Only Patients Are Qualified To Say No, Not Government
Written by Brian Garst, Posted in Health Care, Welfare & Entitlements
David Leonhardt of the New York Times has discovered that health care is not a free and unlimited good. Some way or another, a certain amount of demand will not be met. People cannot get all that they want because it is a scarce good and is restrained by the same laws of supply and demand – and physics – as all goods.
What is interesting, though, is that the New York Times suddenly finds denying care to be a great development. But isn’t this exactly what the left has long condemned insurance companies of doing? What they could not afford to admit before the bill passed they now find commendable: government is taking over the function of insurance companies as the primary mechanism for determining the allotment of care. For those of us who understand not only that government is least qualified for this role out of all possible institutions, but also that political power is uniquely corruptible, this is a frightening prospect.
It’s not that the author is wrong that we often times overuse health care. As a nation we tend to overtest, overtreat and just generally overreact to every possible physical ailment. What he fails to do is recognize the fundamental reason behind this: the patient is not the consumer. Current “insurance” is more like a medical prepayment plan, often taken out of our paychecks with little choice. At no point does the patient have to consider the costs versus benefits of expending resources on a particular test, because the resources being expended have long ago been forfeited by him. He lost them as soon as the government gave a tax advantage to businesses for providing employee insurance, making a dollar of health care compensation less expensive than a dollar of wages.
Leonhardt offers a “three-step process” so that government institutions can learn to “say no.” “The first,” he says, “is learning more about when treatments work and when they don’t.” Next is giving patients more information and facts about treatments.

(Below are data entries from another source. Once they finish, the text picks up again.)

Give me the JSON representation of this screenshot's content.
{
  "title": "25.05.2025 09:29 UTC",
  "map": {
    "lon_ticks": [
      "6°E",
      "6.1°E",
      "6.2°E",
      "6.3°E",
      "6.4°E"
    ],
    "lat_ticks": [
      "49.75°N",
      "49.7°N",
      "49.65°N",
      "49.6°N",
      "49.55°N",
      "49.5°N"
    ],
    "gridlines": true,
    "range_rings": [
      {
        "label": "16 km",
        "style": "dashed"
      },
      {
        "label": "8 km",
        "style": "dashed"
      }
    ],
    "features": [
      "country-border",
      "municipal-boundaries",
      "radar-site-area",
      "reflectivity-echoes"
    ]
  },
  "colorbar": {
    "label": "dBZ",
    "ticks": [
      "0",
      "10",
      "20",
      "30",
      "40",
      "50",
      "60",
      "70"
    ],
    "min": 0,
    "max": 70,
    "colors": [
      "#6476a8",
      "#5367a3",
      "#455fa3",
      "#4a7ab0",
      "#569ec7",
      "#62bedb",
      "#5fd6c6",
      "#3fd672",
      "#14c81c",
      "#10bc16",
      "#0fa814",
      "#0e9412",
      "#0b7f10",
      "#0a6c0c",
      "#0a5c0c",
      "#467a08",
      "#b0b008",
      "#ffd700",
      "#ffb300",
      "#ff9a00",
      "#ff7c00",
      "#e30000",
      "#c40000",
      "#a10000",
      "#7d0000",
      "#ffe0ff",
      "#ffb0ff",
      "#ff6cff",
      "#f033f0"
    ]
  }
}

These two issues are closely related. The problem is that neither is solved by introducing government into the equation.
The question of information in health care is inherently problematic. Often times we don’t know what works best. Other times, what works best for one might not for another. Yet other times, what we once thought worked best turns out to be quite harmful. This is simply the nature of the beast. Government is in no better position to deal with this than anyone else, and will necessarily run into the same issues, along with introducing its own inherent inefficiencies.
As for giving patients more information, that’s a laudable goal. But why do they not get more information now? Ultimately, it’s because it doesn’t matter. Their choice simply isn’t important. The choice of insurance companies to approve or deny treatment is what matters to doctors, and so they are the ones who are most informed. This, again, will not be solved by government bureaucrats. It can only be solved by making the patient important.
Finally, he suggests “changing the economics of medicine, to reward better care rather than simply more care. Health reform doesn’t go nearly far enough on this score, but it is a start.” I agree completely. Where we differ is on how to accomplish this.
Replacing insurance companies with government will not fundamentally change the economics of the system, nor produce the reforms Leonhardt desires. It is simply not capable of it. Rather, it will make government bureaucrats the new bad guys instead of insurance companies. Real innovation in health care would mean empowering consumers with the choice on how to direct their resources, while consigning insurance to its proper role as that of mitigator against catastrophic financial risk. More importantly, it would return the responsibility to consume health care thoughtfully and diligently to the only person with the incentive to do so wisely: the patient.